3. Later that night (or should I say the following morning at 1:00 am) as I was being handcuffed and taken into police custody, several of my fellow 99 percenters shouted out “What’s your name?” “Mark W. Bradley,” I replied. “What’s your occupation?” they asked. “I’m a school teacher, I said.
I could be wrong, but I think I saw one or two of the cops in riot gear look a little crestfallen at that point. I know for a fact that several of the men and women holding billy clubs and pepper spray canisters were called in on their day off. Im guessing that a few of them had been planning to go skiing this weekend. They were less than enthusiastic about participating in this Kabuki.
Sorry guys. Society needs you to protect and defend their property against all of us ACLU lawyers, public school teachers, nurses, paramedics, and struggling housewives. Always remember: you are the thin blue line that prevents people like us from burning down our own neighborhoods.
When the fourteen of us arrived at the jail and were being processed, several cops gathered to ask us what we hoped to accomplish with all this foolishness, and by the way, couldn’t we achieve the same objective without breaking the law? Did we have any idea how much money this was going to cost us? Did we realize how little difference any of this was going to make?

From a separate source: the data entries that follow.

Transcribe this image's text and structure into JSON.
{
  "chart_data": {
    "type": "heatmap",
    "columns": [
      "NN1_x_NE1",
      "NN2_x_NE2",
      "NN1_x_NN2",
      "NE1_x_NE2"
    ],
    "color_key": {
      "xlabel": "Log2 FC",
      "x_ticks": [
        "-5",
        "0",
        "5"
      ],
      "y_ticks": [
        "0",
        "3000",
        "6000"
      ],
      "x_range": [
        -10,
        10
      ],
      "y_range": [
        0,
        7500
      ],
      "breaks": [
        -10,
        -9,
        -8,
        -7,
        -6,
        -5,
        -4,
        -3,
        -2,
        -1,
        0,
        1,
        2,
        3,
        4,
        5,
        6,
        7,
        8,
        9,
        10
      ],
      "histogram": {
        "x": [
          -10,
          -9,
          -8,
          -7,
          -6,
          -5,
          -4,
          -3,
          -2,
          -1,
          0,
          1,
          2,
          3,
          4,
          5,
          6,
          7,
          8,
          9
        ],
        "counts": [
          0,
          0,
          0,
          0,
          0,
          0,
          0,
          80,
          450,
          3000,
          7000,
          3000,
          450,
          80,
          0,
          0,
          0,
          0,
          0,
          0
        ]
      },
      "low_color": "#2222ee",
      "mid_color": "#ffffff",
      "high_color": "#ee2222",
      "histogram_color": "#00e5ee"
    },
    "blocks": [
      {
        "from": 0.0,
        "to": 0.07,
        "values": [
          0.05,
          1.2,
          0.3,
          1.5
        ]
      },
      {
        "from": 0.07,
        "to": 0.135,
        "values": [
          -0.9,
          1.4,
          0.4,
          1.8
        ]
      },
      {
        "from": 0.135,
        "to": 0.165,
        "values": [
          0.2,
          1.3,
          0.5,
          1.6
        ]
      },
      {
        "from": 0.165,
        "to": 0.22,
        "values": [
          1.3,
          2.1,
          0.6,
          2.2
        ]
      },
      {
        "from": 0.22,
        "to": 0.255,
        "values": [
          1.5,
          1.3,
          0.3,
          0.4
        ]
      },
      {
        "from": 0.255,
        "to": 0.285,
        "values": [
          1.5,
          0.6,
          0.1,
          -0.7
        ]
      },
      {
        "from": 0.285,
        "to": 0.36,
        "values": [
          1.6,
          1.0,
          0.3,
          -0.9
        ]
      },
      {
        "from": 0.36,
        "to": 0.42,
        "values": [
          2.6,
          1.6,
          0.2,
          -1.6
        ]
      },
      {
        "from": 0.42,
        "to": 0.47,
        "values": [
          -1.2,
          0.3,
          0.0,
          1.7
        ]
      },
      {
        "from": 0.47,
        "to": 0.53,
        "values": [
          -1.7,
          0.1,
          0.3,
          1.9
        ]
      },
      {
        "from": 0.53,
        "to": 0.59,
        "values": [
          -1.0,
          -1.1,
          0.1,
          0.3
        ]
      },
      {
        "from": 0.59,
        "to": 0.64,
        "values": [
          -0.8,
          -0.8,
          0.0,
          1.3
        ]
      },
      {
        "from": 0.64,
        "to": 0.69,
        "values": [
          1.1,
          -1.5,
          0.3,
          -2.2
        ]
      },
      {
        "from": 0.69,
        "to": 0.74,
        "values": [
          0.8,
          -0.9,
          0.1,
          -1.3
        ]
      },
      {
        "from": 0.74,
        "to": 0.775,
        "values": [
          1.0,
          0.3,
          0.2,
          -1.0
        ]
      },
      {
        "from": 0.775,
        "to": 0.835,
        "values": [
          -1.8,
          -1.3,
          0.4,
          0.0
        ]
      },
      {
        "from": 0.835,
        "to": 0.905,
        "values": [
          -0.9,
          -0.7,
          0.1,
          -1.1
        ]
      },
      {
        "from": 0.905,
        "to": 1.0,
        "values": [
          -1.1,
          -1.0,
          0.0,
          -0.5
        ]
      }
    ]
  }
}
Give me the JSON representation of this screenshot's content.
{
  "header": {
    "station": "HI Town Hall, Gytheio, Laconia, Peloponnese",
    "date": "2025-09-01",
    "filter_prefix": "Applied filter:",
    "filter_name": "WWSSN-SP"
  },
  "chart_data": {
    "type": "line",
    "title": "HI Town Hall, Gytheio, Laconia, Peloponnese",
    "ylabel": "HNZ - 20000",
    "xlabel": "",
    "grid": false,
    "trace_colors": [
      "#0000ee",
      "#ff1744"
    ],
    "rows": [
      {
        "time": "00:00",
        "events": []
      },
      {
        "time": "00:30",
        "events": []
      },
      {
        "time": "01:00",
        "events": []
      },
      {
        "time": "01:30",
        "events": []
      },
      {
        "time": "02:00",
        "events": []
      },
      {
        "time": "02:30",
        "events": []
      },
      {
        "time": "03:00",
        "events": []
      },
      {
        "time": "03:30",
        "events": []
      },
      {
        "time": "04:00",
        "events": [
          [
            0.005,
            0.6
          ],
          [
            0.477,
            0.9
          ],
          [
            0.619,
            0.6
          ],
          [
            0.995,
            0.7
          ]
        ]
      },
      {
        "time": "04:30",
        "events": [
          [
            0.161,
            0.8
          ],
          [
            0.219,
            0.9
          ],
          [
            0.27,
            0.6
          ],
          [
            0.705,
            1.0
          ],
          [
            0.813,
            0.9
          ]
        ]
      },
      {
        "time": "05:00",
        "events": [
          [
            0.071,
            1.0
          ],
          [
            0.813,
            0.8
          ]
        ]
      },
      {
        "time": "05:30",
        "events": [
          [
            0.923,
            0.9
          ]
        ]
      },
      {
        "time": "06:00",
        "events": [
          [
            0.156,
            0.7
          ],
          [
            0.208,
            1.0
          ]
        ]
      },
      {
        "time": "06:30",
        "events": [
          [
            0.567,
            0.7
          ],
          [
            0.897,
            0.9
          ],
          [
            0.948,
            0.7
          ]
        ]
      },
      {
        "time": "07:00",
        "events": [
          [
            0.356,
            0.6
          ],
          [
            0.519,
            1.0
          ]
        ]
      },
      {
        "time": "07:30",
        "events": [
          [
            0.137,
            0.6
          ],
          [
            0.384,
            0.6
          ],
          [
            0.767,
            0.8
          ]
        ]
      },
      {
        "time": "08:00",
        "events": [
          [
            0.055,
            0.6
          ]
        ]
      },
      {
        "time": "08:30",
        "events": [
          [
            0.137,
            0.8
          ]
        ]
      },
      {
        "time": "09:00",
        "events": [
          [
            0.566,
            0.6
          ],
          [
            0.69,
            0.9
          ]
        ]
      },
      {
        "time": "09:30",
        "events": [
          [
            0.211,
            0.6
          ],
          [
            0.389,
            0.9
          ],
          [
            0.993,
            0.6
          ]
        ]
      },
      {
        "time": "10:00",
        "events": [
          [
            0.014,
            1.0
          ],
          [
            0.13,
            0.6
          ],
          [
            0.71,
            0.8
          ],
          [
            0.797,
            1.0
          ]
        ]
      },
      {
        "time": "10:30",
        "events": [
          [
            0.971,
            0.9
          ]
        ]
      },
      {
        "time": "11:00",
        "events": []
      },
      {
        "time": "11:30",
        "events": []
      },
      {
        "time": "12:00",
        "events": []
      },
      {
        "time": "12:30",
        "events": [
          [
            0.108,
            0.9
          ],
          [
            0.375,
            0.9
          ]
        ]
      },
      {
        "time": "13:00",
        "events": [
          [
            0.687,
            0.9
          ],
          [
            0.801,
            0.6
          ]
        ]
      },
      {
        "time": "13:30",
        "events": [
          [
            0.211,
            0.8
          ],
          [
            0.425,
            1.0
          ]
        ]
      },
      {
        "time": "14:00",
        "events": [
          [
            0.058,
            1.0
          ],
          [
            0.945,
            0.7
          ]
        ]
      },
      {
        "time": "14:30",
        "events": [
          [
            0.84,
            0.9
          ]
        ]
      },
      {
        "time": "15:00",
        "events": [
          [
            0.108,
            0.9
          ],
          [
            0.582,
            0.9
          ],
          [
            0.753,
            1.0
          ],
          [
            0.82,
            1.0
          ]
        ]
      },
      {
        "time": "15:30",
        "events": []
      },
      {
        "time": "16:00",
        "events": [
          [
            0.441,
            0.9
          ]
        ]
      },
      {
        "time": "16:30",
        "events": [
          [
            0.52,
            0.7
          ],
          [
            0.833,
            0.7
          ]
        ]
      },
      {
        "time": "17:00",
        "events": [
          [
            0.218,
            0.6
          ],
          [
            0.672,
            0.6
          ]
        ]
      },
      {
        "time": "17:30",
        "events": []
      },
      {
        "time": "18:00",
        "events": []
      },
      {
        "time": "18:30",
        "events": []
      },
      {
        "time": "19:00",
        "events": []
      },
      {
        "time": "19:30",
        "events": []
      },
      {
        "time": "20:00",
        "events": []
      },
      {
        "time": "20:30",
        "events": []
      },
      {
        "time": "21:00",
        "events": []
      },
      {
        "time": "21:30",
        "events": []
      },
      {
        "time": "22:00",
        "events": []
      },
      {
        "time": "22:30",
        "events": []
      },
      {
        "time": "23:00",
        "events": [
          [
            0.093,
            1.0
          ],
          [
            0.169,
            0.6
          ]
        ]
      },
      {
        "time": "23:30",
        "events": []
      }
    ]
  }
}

It was a bit like undergoing psy-ops conducted by a bunch of heavily armed junior high students with half a semester of behavioral psychology under their belts. But the most persistent question they kept asking us was who are your leaders?
We have no leaders we replied.
Their incredulity was palpable, even profound. Do you seriously expect us to believe that youre operating over there without leaders? Who makes the decisions?
We vote on everything, was our answer.
At this point, I remembered something I had learned in the 60s, but had forgotten somewhere along the way. Cops, like career military, spend their whole working lives taking orders from their superiors and dishing them out to their subordinates. They really, truly, had no idea what we were talking about.
Later that morning, as I was being processes out, I had the pleasure of being subjected to the same sort of rudimentary head games by two overly officious and unnaturally sour-faced young police officers – one male, one female. They were like a couple of Imperial Storm troopers dabbling in Jedi Mind Control. Finally I could take it no longer. I asked them what THEY knew about the real issues at hand, and proceeded to launch into a 20-minute lecture on the history of civil disobedience in America, from the real Boston Tea Party, through Emerson, Thoreau, the Underground Railroad, and the Suffrage Movement, to the integration of lunch counters in the racially divided South of the 1960′s.
I felt like a minor-league Jesus in a third-rate temple. The two cops I’d been talking to had, by now, grown into a group of five. They were all thoroughly gobsmacked. One blond guy looked like he was actually learning something.
The captain in charge just wanted me gone.
When the young man and woman in uniform drove me through the steel doors to release me half a block away from the jail (seriously) they told me how much they had enjoyed our conversation. I thanked them for being so accommodating, and walked off into the sunrise.
You should have been right there with me, O my brothers and sisters, throwing dangerous ideas around like roundhouse punches.